GARDEN OF EVIL—I bow before The Master—Glenn Erickson at CineSavant— whose review of this 1954 opus nails it to a cactus. He reveals this as a longtime favorite, and I believe I would have regarded it as such, too, had I caught it as a young’un. Today, older than Gary Cooper was when he made this (at 53) I’m hopefully a tad more discerning than I was as a plastic-six-gun toting kid, but like Mr. Erickson, I am still suckered by this westerns allure-factor.
Beyond the basic neat-adventure plot, and fondness for the cast, the alluring comes via the great Cinemascope photography (courtesy Milton Krasner & Jorge Stall,Jr.) in deliriously scenic Mexican locations and through the evocative score from the genius Bernard Herrmann, who blends foreboding mystery and grandeur to wrap around the action and glue the oddball script together.
Four adventurers (laconic Cooper, pontificating Richard Widmark, unstrung Cameron Mitchell and infantile Victor Manuel Mendoza) accompany determined Susan Hayward into remote mountains to rescue her husband (Hugh Marlowe) from a caved-in mine and lurking Apaches.

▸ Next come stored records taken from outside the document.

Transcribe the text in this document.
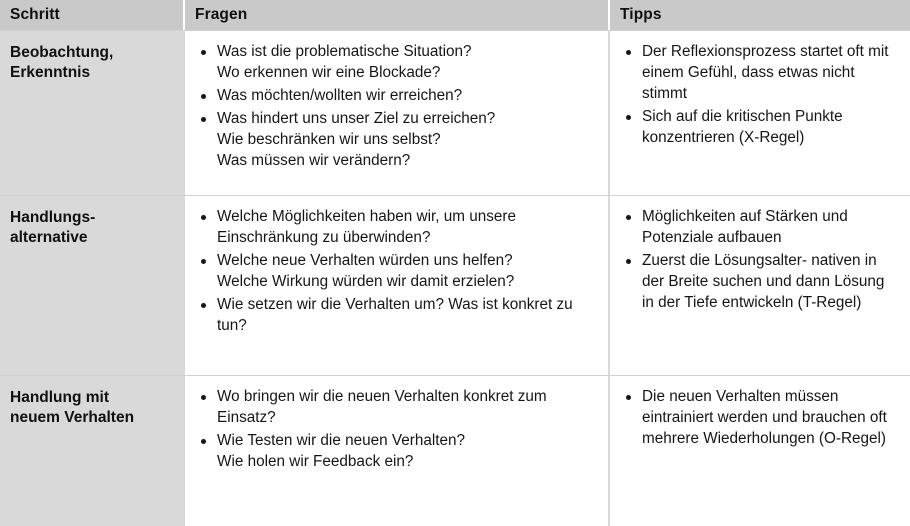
Schritt	Fragen	Tipps
Beobachtung,
Erkenntnis
Was ist die problematische Situation?
Wo erkennen wir eine Blockade?
Was möchten/wollten wir erreichen?
Was hindert uns unser Ziel zu erreichen?
Wie beschränken wir uns selbst?
Was müssen wir verändern?
Der Reflexionsprozess startet oft mit einem Gefühl, dass etwas nicht stimmt
Sich auf die kritischen Punkte konzentrieren (X-Regel)
Handlungs-
alternative
Welche Möglichkeiten haben wir, um unsere Einschränkung zu überwinden?
Welche neue Verhalten würden uns helfen?
Welche Wirkung würden wir damit erzielen?
Wie setzen wir die Verhalten um? Was ist konkret zu tun?
Möglichkeiten auf Stärken und Potenziale aufbauen
Zuerst die Lösungsalter- nativen in der Breite suchen und dann Lösung in der Tiefe entwickeln (T-Regel)
Handlung mit
neuem Verhalten
Wo bringen wir die neuen Verhalten konkret zum Einsatz?
Wie Testen wir die neuen Verhalten?
Wie holen wir Feedback ein?
Die neuen Verhalten müssen eintrainiert werden und brauchen oft mehrere Wiederholungen (O-Regel)
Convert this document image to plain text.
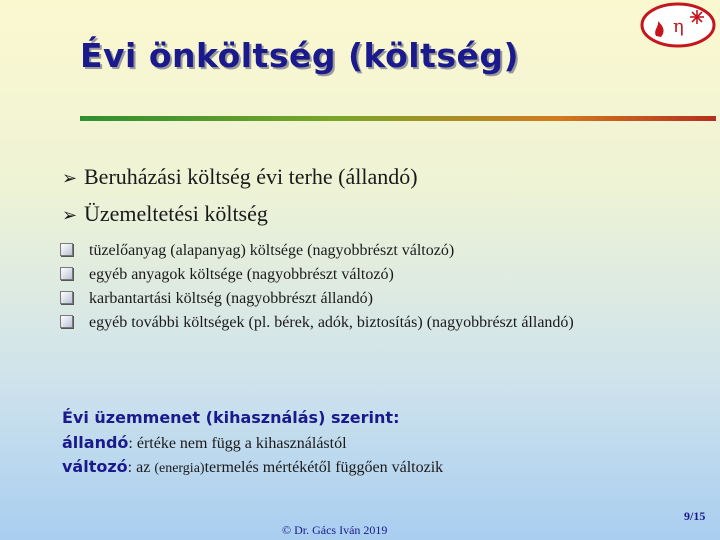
Évi önköltség (költség)
η
➢ Beruházási költség évi terhe (állandó)
➢ Üzemeltetési költség
tüzelőanyag (alapanyag) költsége (nagyobbrészt változó)
egyéb anyagok költsége (nagyobbrészt változó)
karbantartási költség (nagyobbrészt állandó)
egyéb további költségek (pl. bérek, adók, biztosítás) (nagyobbrészt állandó)
Évi üzemmenet (kihasználás) szerint:
állandó: értéke nem függ a kihasználástól
változó: az (energia)termelés mértékétől függően változik
© Dr. Gács Iván 2019
9/15
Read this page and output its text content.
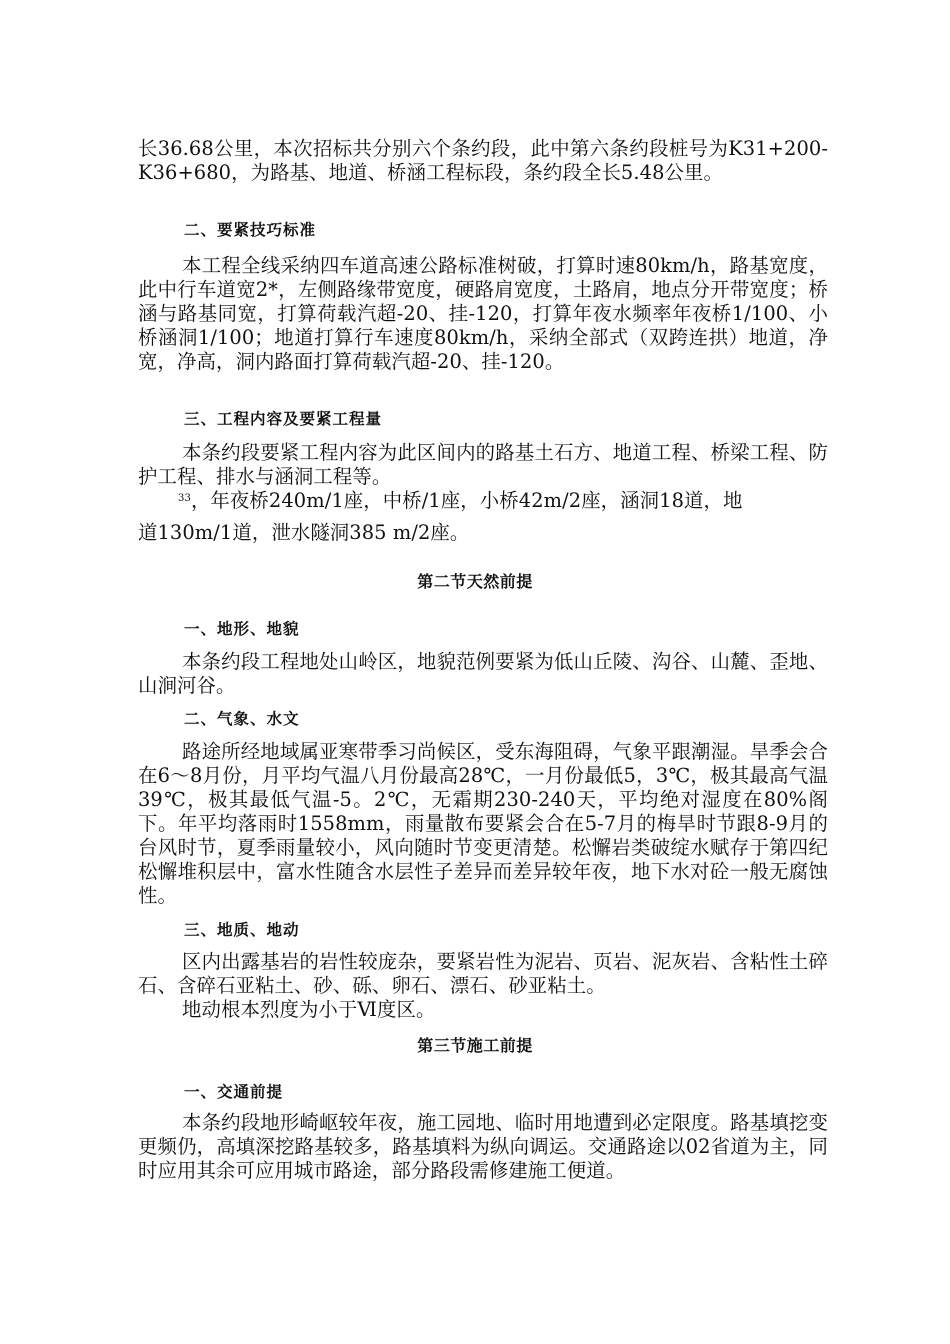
长36.68公里，本次招标共分别六个条约段，此中第六条约段桩号为K31+200-K36+680，为路基、地道、桥涵工程标段，条约段全长5.48公里。

二、要紧技巧标准

本工程全线采纳四车道高速公路标准树破，打算时速80km/h，路基宽度，此中行车道宽2*，左侧路缘带宽度，硬路肩宽度，土路肩，地点分开带宽度；桥涵与路基同宽，打算荷载汽超-20、挂-120，打算年夜水频率年夜桥1/100、小桥涵洞1/100；地道打算行车速度80km/h，采纳全部式（双跨连拱）地道，净宽，净高，洞内路面打算荷载汽超-20、挂-120。

三、工程内容及要紧工程量

本条约段要紧工程内容为此区间内的路基土石方、地道工程、桥梁工程、防护工程、排水与涵洞工程等。

$^{33}$，年夜桥240m/1座，中桥/1座，小桥42m/2座，涵洞18道，地

道130m/1道，泄水隧洞385 m/2座。

第二节天然前提
一、地形、地貌

本条约段工程地处山岭区，地貌范例要紧为低山丘陵、沟谷、山麓、歪地、山涧河谷。

二、气象、水文

路途所经地域属亚寒带季习尚候区，受东海阻碍，气象平跟潮湿。旱季会合在6～8月份，月平均气温八月份最高28℃，一月份最低5，3℃，极其最高气温39℃，极其最低气温-5。2℃，无霜期230-240天，平均绝对湿度在80%阁下。年平均落雨时1558mm，雨量散布要紧会合在5-7月的梅旱时节跟8-9月的台风时节，夏季雨量较小，风向随时节变更清楚。松懈岩类破绽水赋存于第四纪松懈堆积层中，富水性随含水层性子差异而差异较年夜，地下水对砼一般无腐蚀性。

三、地质、地动

区内出露基岩的岩性较庞杂，要紧岩性为泥岩、页岩、泥灰岩、含粘性土碎石、含碎石亚粘土、砂、砾、卵石、漂石、砂亚粘土。

地动根本烈度为小于Ⅵ度区。

第三节施工前提
一、交通前提

本条约段地形崎岖较年夜，施工园地、临时用地遭到必定限度。路基填挖变更频仍，高填深挖路基较多，路基填料为纵向调运。交通路途以02省道为主，同时应用其余可应用城市路途，部分路段需修建施工便道。
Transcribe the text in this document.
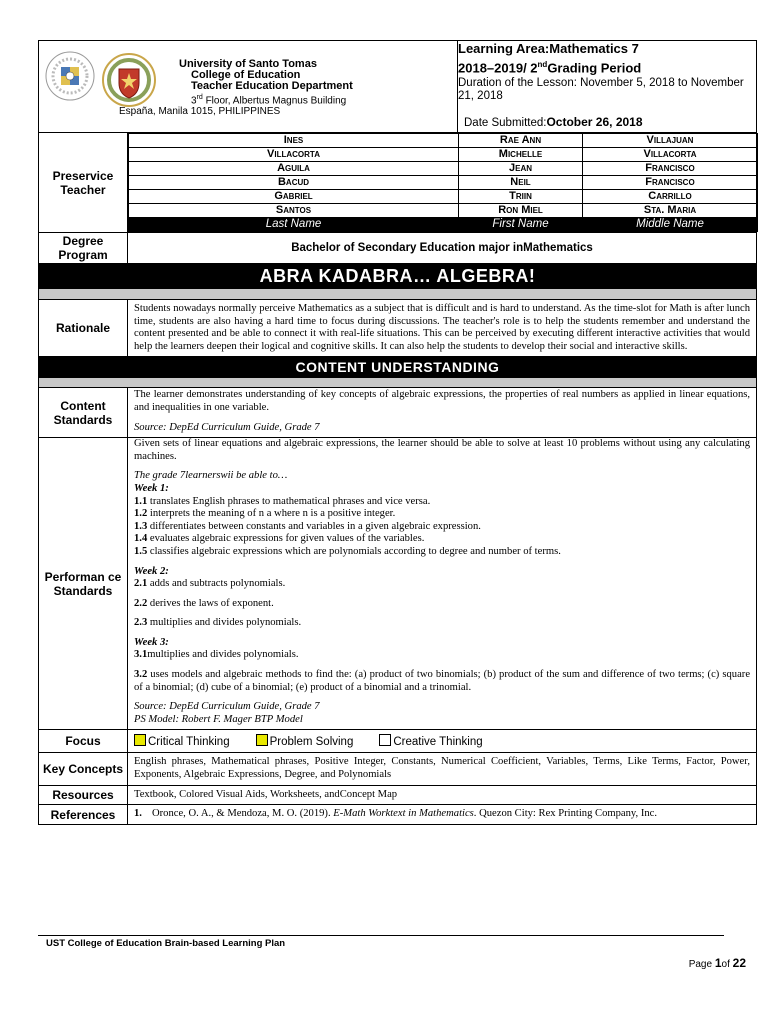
University of Santo Tomas
College of Education
Teacher Education Department
3rd Floor, Albertus Magnus Building
España, Manila 1015, PHILIPPINES

Learning Area:Mathematics 7
2018–2019/ 2ndGrading Period
Duration of the Lesson: November 5, 2018 to November 21, 2018
Date Submitted:October 26, 2018

Preservice Teacher	
Ines	Rae Ann	Villajuan
Villacorta	Michelle	Villacorta
Aguila	Jean	Francisco
Bacud	Neil	Francisco
Gabriel	Triin	Carrillo
Santos	Ron Miel	Sta. Maria
Last Name	First Name	Middle Name

Degree Program	Bachelor of Secondary Education major inMathematics

ABRA KADABRA… ALGEBRA!

Rationale	
Students nowadays normally perceive Mathematics as a subject that is difficult and is hard to understand. As the time-slot for Math is after lunch time, students are also having a hard time to focus during discussions. The teacher's role is to help the students remember and understand the content presented and be able to connect it with real-life situations. This can be perceived by executing different interactive activities that would help the learners deepen their logical and cognitive skills. It can also help the students to develop their social and interactive skills.

CONTENT UNDERSTANDING

Content Standards	

The learner demonstrates understanding of key concepts of algebraic expressions, the properties of real numbers as applied in linear equations, and inequalities in one variable.

Source: DepEd Curriculum Guide, Grade 7

Performan ce Standards	

Given sets of linear equations and algebraic expressions, the learner should be able to solve at least 10 problems without using any calculating machines.

The grade 7learnerswii be able to…

Week 1:

1.1 translates English phrases to mathematical phrases and vice versa.

1.2 interprets the meaning of n a where n is a positive integer.

1.3 differentiates between constants and variables in a given algebraic expression.

1.4 evaluates algebraic expressions for given values of the variables.

1.5 classifies algebraic expressions which are polynomials according to degree and number of terms.

Week 2:

2.1 adds and subtracts polynomials.

2.2 derives the laws of exponent.

2.3 multiplies and divides polynomials.

Week 3:

3.1multiplies and divides polynomials.

3.2 uses models and algebraic methods to find the: (a) product of two binomials; (b) product of the sum and difference of two terms; (c) square of a binomial; (d) cube of a binomial; (e) product of a binomial and a trinomial.

Source: DepEd Curriculum Guide, Grade 7

PS Model: Robert F. Mager BTP Model

Focus	Critical Thinking	Problem Solving	Creative Thinking
Key Concepts	
English phrases, Mathematical phrases, Positive Integer, Constants, Numerical Coefficient, Variables, Terms, Like Terms, Factor, Power, Exponents, Algebraic Expressions, Degree, and Polynomials

Resources	Textbook, Colored Visual Aids, Worksheets, andConcept Map

References	1. Oronce, O. A., & Mendoza, M. O. (2019). E-Math Worktext in Mathematics. Quezon City: Rex Printing Company, Inc.
UST College of Education Brain-based Learning Plan
Page 1of 22
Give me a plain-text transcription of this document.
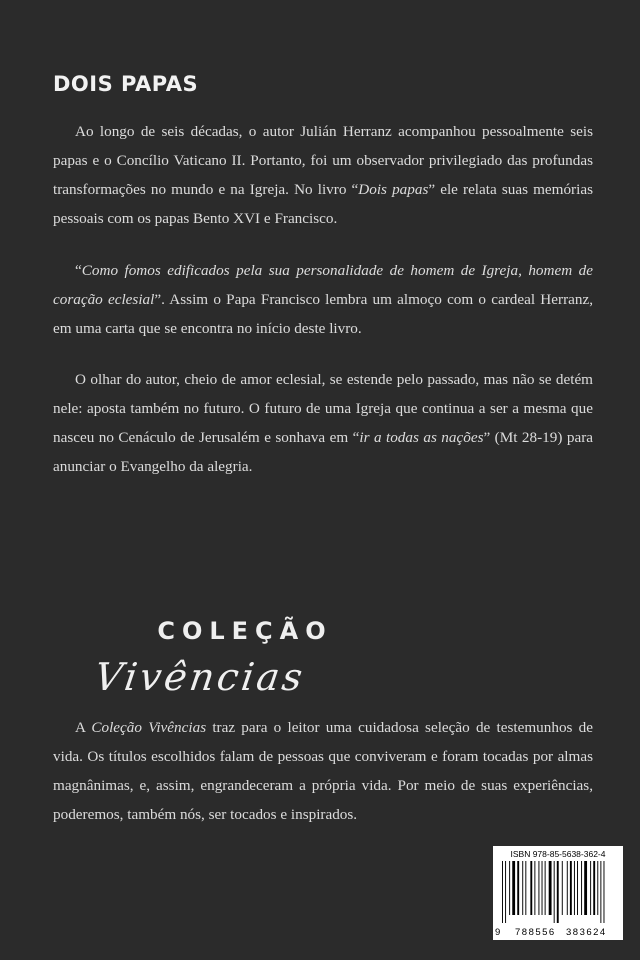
DOIS PAPAS

Ao longo de seis décadas, o autor Julián Herranz acompanhou pessoalmente seis papas e o Concílio Vaticano II. Portanto, foi um observador privilegiado das profundas transformações no mundo e na Igreja. No livro “Dois papas” ele relata suas memórias pessoais com os papas Bento XVI e Francisco.

“Como fomos edificados pela sua personalidade de homem de Igreja, homem de coração eclesial”. Assim o Papa Francisco lembra um almoço com o cardeal Herranz, em uma carta que se encontra no início deste livro.

O olhar do autor, cheio de amor eclesial, se estende pelo passado, mas não se detém nele: aposta também no futuro. O futuro de uma Igreja que continua a ser a mesma que nasceu no Cenáculo de Jerusalém e sonhava em “ir a todas as nações” (Mt 28-19) para anunciar o Evangelho da alegria.

COLEÇÃO
Vivências

A Coleção Vivências traz para o leitor uma cuidadosa seleção de testemunhos de vida. Os títulos escolhidos falam de pessoas que conviveram e foram tocadas por almas magnânimas, e, assim, engrandeceram a própria vida. Por meio de suas experiências, poderemos, também nós, ser tocados e inspirados.

ISBN 978-85-5638-362-4
9 788556 383624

Was Susan Hayward ever less than ‘determined’? As one of the first casting choices in the 50s for a gal who could convincingly handle action as well as bust-thrust posing, just give her a gun or something sharp and a horse, and roll film: The Snows Of Kilimanjaro, Demetrious And The Gladiators, White Witch Doctor, Untamed, The Conqueror. Five years down the line from this saga she’d switch to modern dramas with more elegant costumes and less fun—except camp, as she was, apart from being a feisty looker, one of the champine ’emoters’ of the era (paging Eleanor Parker).
Cooper might as well have taken up Mexican citizenship, sandwiching this location job between Blowing Wild and Vera Cruz. Widmark was having a good year, with another fine western (Broken Lance) and another goofy adventure (Hell And High Water). He gets the windiest dialogue in a script packed with it (Marlowe’s speeches reach for the purple haze as well), and ‘ol Coop drops his share of ponderous pondering. Gary and Cameron have a fistfight which is amusingly absurd, as whiny cur Mitchell is knocked into a campfire not once but three times. Logical behaviors are out to lunch under Henry Hathaway’s lickedy split direction, but stunning vistas and the stirring musical backup generally rescue the actors from the silly screenplay.
Someone forgot to remind Hathaway & Co. that Apaches in the mountains of Old Mexico did not affect the hairstyles of Mohawks from back East (this dumbo to-heck-with-accuracy slap also showed up egregiously in Around The World In 80 Days). They also present themselves rather too conveniently as targets.
Speaking of p.c. carbon dating, sultry 23-year-old Rita Moreno shows up briefly as a wanton cantina singer, complete with blouse-off-shoulder steaminess. Just another alluring ingredient that helped this eye & ear pleasing saga lasso $6,820,000.
100 minutes, costing $2,070,000, plentifully displaying the charms (aside from Susan & Rita) of Tepotzotlan, Guanajuato, the Paricutin volcano in Michoacan and jungles outside Acapulco.